Given, the power series is $\sum_{n=1}^{\infty} \frac{(-4)^{n}}{n(n+1)}(x+2)^{2 n}$.

Let us put $2n=m$ to get the standard form of a power series.

We get,

$\sum_{m=2}^{\infty} \frac{(-4)^{\frac m2}}{\frac m2(\frac m2+1)}(x+2)^{ m}$.

Now let us make the transformation $z=x+2$ to get a power series about 0 :

We have,

$\sum_{m=2}^{\infty} \frac{(-4)^{\frac m2}}{\frac m2(\frac m2+1)}(z)^{ m}$

Compairing with $ \sum_{m=2}^{\infty} a_m (z)^m$

we get,

$a_m= \frac{(-4)^{\frac m2}}{\frac m2(\frac m2+1)} $

Now we have to test the convergence of the series.

Can you apply Ratio Test to check the convergence of the series.

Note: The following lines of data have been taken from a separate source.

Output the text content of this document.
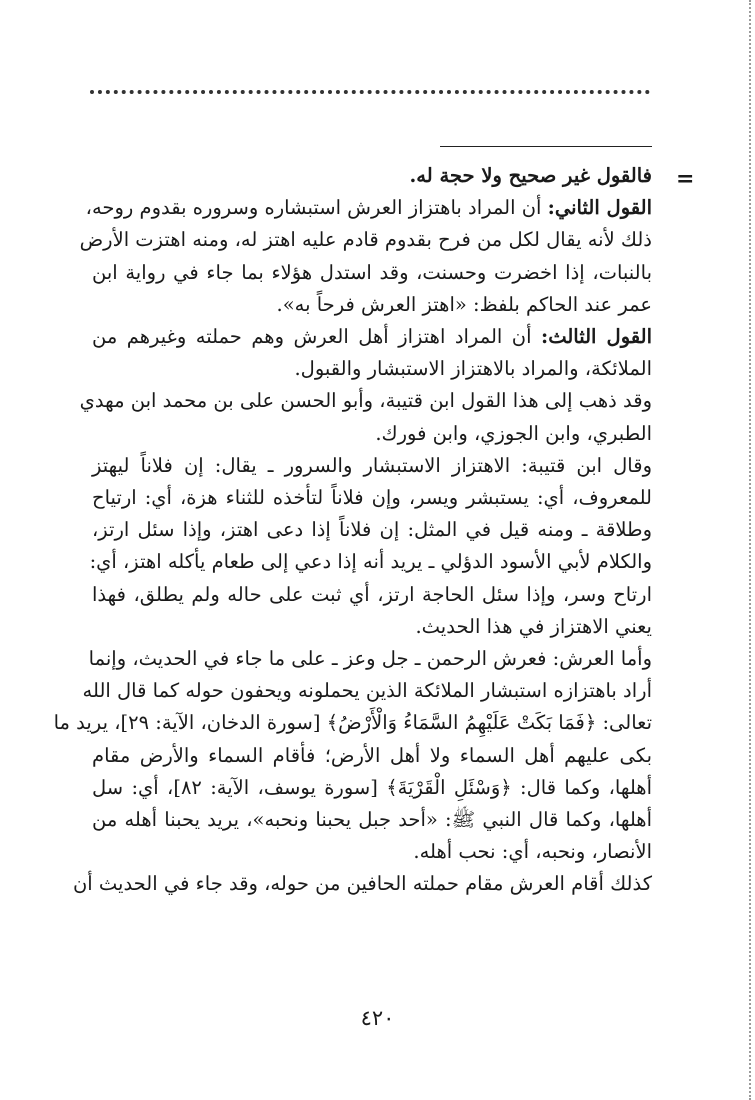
=
فالقول غير صحيح ولا حجة له.
القول الثاني: أن المراد باهتزاز العرش استبشاره وسروره بقدوم روحه،
ذلك لأنه يقال لكل من فرح بقدوم قادم عليه اهتز له، ومنه اهتزت الأرض
بالنبات، إذا اخضرت وحسنت، وقد استدل هؤلاء بما جاء في رواية ابن
عمر عند الحاكم بلفظ: «اهتز العرش فرحاً به».
القول الثالث: أن المراد اهتزاز أهل العرش وهم حملته وغيرهم من
الملائكة، والمراد بالاهتزاز الاستبشار والقبول.
وقد ذهب إلى هذا القول ابن قتيبة، وأبو الحسن على بن محمد ابن مهدي
الطبري، وابن الجوزي، وابن فورك.
وقال ابن قتيبة: الاهتزاز الاستبشار والسرور ـ يقال: إن فلاناً ليهتز
للمعروف، أي: يستبشر ويسر، وإن فلاناً لتأخذه للثناء هزة، أي: ارتياح
وطلاقة ـ ومنه قيل في المثل: إن فلاناً إذا دعى اهتز، وإذا سئل ارتز،
والكلام لأبي الأسود الدؤلي ـ يريد أنه إذا دعي إلى طعام يأكله اهتز، أي:
ارتاح وسر، وإذا سئل الحاجة ارتز، أي ثبت على حاله ولم يطلق، فهذا
يعني الاهتزاز في هذا الحديث.
وأما العرش: فعرش الرحمن ـ جل وعز ـ على ما جاء في الحديث، وإنما
أراد باهتزازه استبشار الملائكة الذين يحملونه ويحفون حوله كما قال الله
تعالى: ﴿فَمَا بَكَتْ عَلَيْهِمُ السَّمَاءُ وَالْأَرْضُ﴾ [سورة الدخان، الآية: ٢٩]، يريد ما
بكى عليهم أهل السماء ولا أهل الأرض؛ فأقام السماء والأرض مقام
أهلها، وكما قال: ﴿وَسْئَلِ الْقَرْيَةَ﴾ [سورة يوسف، الآية: ٨٢]، أي: سل
أهلها، وكما قال النبي ﷺ: «أحد جبل يحبنا ونحبه»، يريد يحبنا أهله من
الأنصار، ونحبه، أي: نحب أهله.
كذلك أقام العرش مقام حملته الحافين من حوله، وقد جاء في الحديث أن
٤٢٠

$\begin{aligned}\left|\frac{a_{m+1}}{a_m}\right| &=\left| \frac{4^{\frac m2}\cdot 2\cdot4}{(m+1)(m+3)} \times \frac{m(m+2)}{4^{\frac m2} \cdot 4}\right| \\&=\left| \quad \frac{2\left(1+\frac{2}{m}\right)}{\left(1+\frac{1}{m}\right)(1+\frac 3m)}\right|\end{aligned}$

Now

$\lim \left|\frac{a_{m+1}}{a_{m}}\right|=2 \in (0,\infty)$

Then, The given power series is absolutely convergent i.e., convergent $\forall x$ such that $|x+2|<\frac 12$

Then the answer is $\frac 12$